Ci sono film che appena arrivano in sala travolgono pubblico e critica con immenso successo – quest’anno ne abbiamo avuti ben tre: Barbie, Oppenheimer e C’è ancora domani. Poi ce ne sono altri che hanno bisogno di tempo per diventare di culto, e magari si rivelano anticipatori e influenti anche senza sfondare nell’immaginario mainstream. Uno di questi è Scott Pilgrim vs. the World che, uscito nel 2010, fu un flop commerciale (in Italia la distribuzione fu quasi invisibile): era diretto da Edgar Wright, autore inglese diventato celebre sulla scena indie grazie a Shaun of the Dead (geniale commedia horror in Italia distribuita col mortificante titolo L’alba dei morti dementi) ed era tratto da una serie di graphic novel scritte da un fumettista canadese, Bryan Lee O’Malley.

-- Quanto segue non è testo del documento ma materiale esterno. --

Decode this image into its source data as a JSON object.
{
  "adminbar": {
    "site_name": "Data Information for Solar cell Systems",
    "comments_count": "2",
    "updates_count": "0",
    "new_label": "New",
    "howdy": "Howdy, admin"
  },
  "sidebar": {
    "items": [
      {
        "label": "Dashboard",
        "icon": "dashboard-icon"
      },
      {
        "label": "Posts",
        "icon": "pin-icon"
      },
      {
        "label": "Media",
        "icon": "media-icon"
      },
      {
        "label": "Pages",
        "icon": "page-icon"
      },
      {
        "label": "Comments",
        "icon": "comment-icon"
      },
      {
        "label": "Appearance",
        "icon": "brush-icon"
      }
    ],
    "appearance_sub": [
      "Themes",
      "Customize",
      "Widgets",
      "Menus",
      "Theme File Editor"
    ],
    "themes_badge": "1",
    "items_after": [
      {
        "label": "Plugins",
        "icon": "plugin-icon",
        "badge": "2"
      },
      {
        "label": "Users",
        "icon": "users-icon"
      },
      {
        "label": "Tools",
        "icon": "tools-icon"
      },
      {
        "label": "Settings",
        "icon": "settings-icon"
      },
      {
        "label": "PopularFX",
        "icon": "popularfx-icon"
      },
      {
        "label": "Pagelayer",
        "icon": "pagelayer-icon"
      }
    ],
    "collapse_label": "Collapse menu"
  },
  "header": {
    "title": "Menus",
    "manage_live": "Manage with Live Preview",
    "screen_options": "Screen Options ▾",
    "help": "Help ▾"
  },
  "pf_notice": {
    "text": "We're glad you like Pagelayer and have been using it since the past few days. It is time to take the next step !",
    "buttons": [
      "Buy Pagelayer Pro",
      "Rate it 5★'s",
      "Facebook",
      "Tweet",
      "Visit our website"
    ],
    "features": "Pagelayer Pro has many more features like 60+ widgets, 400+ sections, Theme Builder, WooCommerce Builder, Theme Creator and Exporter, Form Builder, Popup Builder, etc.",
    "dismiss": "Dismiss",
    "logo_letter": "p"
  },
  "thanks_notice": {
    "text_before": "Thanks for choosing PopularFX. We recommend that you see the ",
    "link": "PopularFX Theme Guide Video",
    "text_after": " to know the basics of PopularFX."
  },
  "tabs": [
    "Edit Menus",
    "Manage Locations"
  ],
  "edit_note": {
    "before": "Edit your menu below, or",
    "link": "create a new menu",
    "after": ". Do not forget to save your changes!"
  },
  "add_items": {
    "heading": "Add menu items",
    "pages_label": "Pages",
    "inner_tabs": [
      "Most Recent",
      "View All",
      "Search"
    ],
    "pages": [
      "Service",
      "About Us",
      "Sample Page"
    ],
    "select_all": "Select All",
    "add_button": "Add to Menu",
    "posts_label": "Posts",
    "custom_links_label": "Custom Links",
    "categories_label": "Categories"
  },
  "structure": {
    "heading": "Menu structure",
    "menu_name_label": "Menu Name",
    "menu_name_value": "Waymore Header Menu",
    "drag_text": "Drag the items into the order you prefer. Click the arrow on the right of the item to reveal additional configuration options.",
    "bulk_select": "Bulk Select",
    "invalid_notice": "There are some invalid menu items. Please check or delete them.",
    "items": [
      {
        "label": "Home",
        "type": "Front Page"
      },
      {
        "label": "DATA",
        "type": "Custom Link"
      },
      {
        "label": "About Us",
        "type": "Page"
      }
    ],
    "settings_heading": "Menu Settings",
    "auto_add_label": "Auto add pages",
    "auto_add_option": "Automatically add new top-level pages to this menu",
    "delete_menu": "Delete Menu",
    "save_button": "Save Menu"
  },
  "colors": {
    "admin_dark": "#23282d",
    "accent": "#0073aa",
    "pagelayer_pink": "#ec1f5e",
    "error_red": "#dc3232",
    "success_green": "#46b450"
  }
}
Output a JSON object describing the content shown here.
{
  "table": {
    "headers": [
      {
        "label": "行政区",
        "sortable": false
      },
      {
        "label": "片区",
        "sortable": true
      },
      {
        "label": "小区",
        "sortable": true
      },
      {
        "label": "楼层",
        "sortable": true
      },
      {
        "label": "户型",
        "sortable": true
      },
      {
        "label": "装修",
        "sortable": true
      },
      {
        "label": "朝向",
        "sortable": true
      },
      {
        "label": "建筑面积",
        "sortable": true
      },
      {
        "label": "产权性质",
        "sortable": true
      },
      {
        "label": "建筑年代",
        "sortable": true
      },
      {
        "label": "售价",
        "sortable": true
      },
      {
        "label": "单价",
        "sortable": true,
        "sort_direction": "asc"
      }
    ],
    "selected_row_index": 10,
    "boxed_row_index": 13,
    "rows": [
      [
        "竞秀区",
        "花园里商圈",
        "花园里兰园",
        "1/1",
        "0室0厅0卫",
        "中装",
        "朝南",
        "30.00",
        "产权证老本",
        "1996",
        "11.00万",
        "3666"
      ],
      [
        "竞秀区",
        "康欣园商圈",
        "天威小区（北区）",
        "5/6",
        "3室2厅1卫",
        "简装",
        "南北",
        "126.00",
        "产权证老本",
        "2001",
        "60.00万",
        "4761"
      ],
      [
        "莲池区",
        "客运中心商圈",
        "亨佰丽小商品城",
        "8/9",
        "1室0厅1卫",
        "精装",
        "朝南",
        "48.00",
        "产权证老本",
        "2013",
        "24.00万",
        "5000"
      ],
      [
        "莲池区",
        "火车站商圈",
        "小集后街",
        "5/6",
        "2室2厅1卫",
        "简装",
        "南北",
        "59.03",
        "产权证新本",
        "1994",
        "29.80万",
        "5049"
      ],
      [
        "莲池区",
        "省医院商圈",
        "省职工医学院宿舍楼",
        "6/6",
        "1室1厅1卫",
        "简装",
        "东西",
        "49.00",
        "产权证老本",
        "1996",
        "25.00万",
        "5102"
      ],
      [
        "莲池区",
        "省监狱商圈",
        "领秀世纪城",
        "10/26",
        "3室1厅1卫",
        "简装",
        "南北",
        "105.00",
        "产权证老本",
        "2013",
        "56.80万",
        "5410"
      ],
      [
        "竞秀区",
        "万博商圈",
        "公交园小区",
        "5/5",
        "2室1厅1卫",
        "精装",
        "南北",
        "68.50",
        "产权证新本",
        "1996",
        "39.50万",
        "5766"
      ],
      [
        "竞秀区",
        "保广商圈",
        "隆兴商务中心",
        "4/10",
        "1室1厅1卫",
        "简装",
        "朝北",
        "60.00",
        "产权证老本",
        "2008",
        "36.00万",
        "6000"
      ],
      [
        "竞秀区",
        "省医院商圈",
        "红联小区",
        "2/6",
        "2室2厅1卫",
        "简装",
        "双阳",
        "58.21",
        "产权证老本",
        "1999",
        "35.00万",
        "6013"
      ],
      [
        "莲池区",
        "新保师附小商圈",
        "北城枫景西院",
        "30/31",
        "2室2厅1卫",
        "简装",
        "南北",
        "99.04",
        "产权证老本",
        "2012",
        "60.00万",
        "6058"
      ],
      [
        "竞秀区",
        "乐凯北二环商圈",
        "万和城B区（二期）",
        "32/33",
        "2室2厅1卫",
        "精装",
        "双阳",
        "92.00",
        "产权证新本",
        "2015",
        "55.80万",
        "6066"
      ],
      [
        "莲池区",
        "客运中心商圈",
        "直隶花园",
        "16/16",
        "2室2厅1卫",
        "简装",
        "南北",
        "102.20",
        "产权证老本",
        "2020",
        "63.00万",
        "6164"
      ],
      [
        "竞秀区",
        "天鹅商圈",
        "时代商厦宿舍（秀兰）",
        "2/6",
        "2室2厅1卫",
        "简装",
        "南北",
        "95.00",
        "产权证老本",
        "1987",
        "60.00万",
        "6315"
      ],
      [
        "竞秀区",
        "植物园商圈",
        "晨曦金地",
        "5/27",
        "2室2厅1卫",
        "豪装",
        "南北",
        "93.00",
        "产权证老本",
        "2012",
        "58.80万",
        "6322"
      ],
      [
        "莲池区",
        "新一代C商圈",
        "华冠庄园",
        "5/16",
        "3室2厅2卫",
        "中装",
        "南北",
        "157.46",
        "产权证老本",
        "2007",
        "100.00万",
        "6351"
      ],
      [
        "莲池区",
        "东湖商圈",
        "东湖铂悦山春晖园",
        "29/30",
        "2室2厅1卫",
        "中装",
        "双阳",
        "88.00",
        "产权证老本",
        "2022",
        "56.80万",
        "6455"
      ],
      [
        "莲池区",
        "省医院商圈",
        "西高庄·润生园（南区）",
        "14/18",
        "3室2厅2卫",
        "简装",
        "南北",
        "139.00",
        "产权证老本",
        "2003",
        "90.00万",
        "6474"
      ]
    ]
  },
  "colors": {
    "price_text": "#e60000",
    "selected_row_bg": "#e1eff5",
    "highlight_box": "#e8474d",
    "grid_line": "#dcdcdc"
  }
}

La storia era quella di un ventenne di Toronto, non particolarmente brillante di nome Scott Pilgrim, più o meno nullafacente, a parte la sua presenza in una scalcagnata band musicale; nei suoi sogni, però, appariva improvvisamente la bella Ramona Flowers, ragazza americana dai capelli colorati e dai pattini quasi quasi sempre ai piedi. Letteralmente la ragazza dei suoi sogni, che subito dopo Scott incontrava anche nella realtà, innamorandosene perdutamente; purtroppo, scopriva, per poter stare con lei doveva combattere i suoi sette malvagi ex, riunitisi in una lega apposta per contrastarlo. Scott Pilgrim vs the World, il fumetto prima e il film poi, erano un prodigioso mix di linguaggi pop, un rimescolamento postmoderno che attraversava diversi media, in particolare il videogioco e il fumetto (due esempi per tutti: gli scontri tra Scott e gli ex di Ramona ricalcano quelli dei videogame picchiaduro tipo Street Fighter; la Lega dei malvagi ex sembra uscita da un film di supereroi).
Il film di Wright, in particolare, è molto apprezzato da cineasti contemporanei come Quentin Tarantino, anche se certamente a qualche spettatore può risultare respingente: è rutilante, a tratti nonsense, iper citazionista e multimediale. Ha anche una colonna sonora notevole, e un cast che ha raccolto e in molti casi lanciato diversi attori giovani oggi discretamente celebri: dai protagonisti Michael Cera e Mary Elizabeth Winstead, ai futuri eroi Marvel Chris Evans e Brie Larson, passando per Aubrey Plaza, Jason Schwartzman, Kieran Culkin, Anna Kendrick, Alison Pill. Tutto il cast, anche se solo a livello vocale, si è riunito per Scott Pilgrim: La serie, produzione animata targata Netflix molto attesa dai fan e disponibile sulla piattaforme da qualche settimana.
A coordinare la serie c’è lo stesso autore dei fumetti, Bryan Lee O’Malley, mentre il regista del film Edgar Wright è tra i produttori esecutivi. Il titolo in originale è Scott Pilgrim Takes Off, cioè “Scott Pilgrim decolla”: non vogliamo fare alcuno spoiler, ma è un titolo che si sposa perfettamente agli eventi della serie e che nello stesso tempo ci mette già in guardia sul fatto che lo show animato non è un adattamento fedele e pedissequo di fumetti e film. Anzi: con una serie di trovate geniali, O’Malley approfitta dell’opportunità di tornare sulla sua creatura per realizzarne una versione alternativa che, nello stesso tempo, è una risposta implicita anche a diversi fraintendimenti che negli anni hanno circondato l’interpretazione di questa storia.
La resa animata è in stile anime (lo studio che ha realizzato la serie è giapponese) ma con una grande aderenza ai disegni originali del fumetto, aggiungendo così un ulteriore linguaggio pop a quelli già presenti nel materiale di partenza. E la trama, rivisitata, fa sì che Scott Pilgrim: La serie diventi una narrazione davvero corale, lasciando spazio a tutti i personaggi – soprattutto a Ramona Flowers – e rendendo ancora più evidente che quest’avventura non è mai stata la canonica vicenda eroica in cui un ragazzo sfigato conquista a forza di pugni la sua principessa. Se avete voglia di sovvertire narrazioni e convenzioni, Scott Pilgrim: La serie fa per voi.